Pubdate: Sun, 19 Aug 2001
Source: CNN (US Web)
Copyright: 2001 Cable News Network, Inc.
Contact:  http://www.cnn.com/
Details: http://www.mapinc.org/media/65
Author: Connie Chew
Bookmark: http://www.mapinc.org/pot.htm (Cannabis)
Note: Not a Transcript

MARIJUANA A FIJI ELECTION ISSUE

SUVA, Fiji -- A Fijian high chief has said his people should be shot 
dead if found planting marijuana, sparking controversy a week ahead 
of fresh elections.

The elections are the first since a coup attempt last year.

Fiji voters go to the polls on August 25 in a week-long election that 
will see candidates from some 18 political parties vying to form the 
next new government.

A former member of parliament in the Rabuka regime, Ratu Sakuisa 
Matuku, who is paramount chief of the Nadroga province on Fiji's main 
island of Viti Levu, offered shooting as a solution to the growing 
problem of marijuana cultivation, a local newspaper reported.

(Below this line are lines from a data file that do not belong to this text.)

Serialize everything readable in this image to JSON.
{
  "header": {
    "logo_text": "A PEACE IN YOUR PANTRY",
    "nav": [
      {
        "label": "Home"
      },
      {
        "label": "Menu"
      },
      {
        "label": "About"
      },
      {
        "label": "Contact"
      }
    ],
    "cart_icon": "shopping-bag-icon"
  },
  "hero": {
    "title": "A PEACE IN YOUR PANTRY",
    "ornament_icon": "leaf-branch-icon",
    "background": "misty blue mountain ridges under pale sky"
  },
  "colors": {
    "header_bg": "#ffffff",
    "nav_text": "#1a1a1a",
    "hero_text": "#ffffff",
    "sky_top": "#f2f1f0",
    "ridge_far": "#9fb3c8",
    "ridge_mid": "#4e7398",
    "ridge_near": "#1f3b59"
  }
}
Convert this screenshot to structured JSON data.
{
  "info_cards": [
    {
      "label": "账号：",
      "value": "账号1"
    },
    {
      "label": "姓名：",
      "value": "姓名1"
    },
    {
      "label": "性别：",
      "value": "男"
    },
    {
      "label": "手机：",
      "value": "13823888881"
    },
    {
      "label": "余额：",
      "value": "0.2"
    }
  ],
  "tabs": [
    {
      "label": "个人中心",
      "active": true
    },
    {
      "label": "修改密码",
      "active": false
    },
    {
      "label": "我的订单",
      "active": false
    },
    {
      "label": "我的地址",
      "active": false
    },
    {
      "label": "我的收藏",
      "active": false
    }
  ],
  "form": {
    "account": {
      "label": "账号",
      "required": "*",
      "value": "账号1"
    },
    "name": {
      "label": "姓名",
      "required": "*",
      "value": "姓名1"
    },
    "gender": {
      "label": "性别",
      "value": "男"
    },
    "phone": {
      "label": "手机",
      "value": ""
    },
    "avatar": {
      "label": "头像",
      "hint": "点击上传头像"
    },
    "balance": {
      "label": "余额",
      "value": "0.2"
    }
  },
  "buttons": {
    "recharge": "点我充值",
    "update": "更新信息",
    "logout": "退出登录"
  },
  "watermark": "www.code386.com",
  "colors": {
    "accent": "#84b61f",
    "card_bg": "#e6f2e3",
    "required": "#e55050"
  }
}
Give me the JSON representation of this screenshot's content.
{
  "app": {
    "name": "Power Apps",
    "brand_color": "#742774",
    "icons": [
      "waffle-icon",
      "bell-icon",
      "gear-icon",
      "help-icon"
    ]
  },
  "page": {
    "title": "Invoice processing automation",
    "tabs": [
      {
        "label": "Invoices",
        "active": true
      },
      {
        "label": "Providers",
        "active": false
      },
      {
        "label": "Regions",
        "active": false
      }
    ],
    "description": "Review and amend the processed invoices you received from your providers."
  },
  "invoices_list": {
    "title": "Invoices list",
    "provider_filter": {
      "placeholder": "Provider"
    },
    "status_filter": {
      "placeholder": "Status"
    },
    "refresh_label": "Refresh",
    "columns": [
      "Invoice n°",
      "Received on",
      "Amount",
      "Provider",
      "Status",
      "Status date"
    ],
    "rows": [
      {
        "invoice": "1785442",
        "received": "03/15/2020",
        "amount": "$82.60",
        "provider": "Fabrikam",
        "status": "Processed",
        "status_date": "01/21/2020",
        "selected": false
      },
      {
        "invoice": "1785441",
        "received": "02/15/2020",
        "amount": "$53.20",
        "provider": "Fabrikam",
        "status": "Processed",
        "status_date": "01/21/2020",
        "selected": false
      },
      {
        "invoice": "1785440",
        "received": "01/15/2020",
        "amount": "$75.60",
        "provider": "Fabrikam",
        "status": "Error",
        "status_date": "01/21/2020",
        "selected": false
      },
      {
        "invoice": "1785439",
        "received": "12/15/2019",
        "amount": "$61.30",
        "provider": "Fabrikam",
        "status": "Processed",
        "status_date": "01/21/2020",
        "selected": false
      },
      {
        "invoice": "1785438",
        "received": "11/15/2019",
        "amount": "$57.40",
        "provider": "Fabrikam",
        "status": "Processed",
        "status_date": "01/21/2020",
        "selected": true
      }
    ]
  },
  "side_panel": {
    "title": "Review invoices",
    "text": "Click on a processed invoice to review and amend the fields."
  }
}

Matuku made the call when opening a new magistrates court in the town 
of Sigatoka, located in his province.

Just two days earlier, a Fijian soldier shot dead a villager in the 
neighboring province of Navosa in a drug raid that netted the tiny 
Pacific island nation's largest marijuana haul, worth $1.7 million 
(Fijian).

"While I'm, sorry for the shooting incident, at the same time I think 
people who are growing the illegal plants need to be shot," said 
Matuku, who earlier this year dropped out as an election candidate on 
a Fijian ticket in the Indian political party, the National 
Federation Party.

Navosa's paramount chief, Adi Kuini Speed, who is leader of the 
Fijian Association Party and a deputy prime minister in the toppled 
democratically-elected Chauhdry government, has called for a national 
strategy to combat the growing use of marijuana.

Poverty cycle Adi Kuini, a strong candidate in the general election, 
said it was tragic that indigenous Fijians were resorting to the 
marijuana trade as they sought ways to break away from the poverty 
cycle caused by years of government mismanagement and a lack of 
alternative sources of income.

Chaudhry, Fiji's first ethnic Indian prime minister, whose government 
was toppled in May 2000 after failed businessman George Speight and 
armed gunmen stormed parliament in the name of indigenous rights, 
said Fiji must break away from its gun culture if it is to reclaim 
some of the credibility in the international arena.

Indo-Fijians, who make up 44 percent of Fiji's population of 830,000, 
controlled much of the economy before the coup attempt, although they 
own little of the land and are mainly tenant farmers.

Chaudhry and many of his cabinet ministers were taken hostage for 56 
days by Speight, who is awaiting trail on treason charges on an 
island jail.

A confident Chaudhry campaigning as leader of the Fiji Labor Party in 
a town just outside the capital Suva told a rally of indigenous 
Fijians and Indo-Fijians that Fiji had earned a reputation as a 
"country of coups" and in order to move forward, the country needed 
to get away from being "run from the barrel of a gun."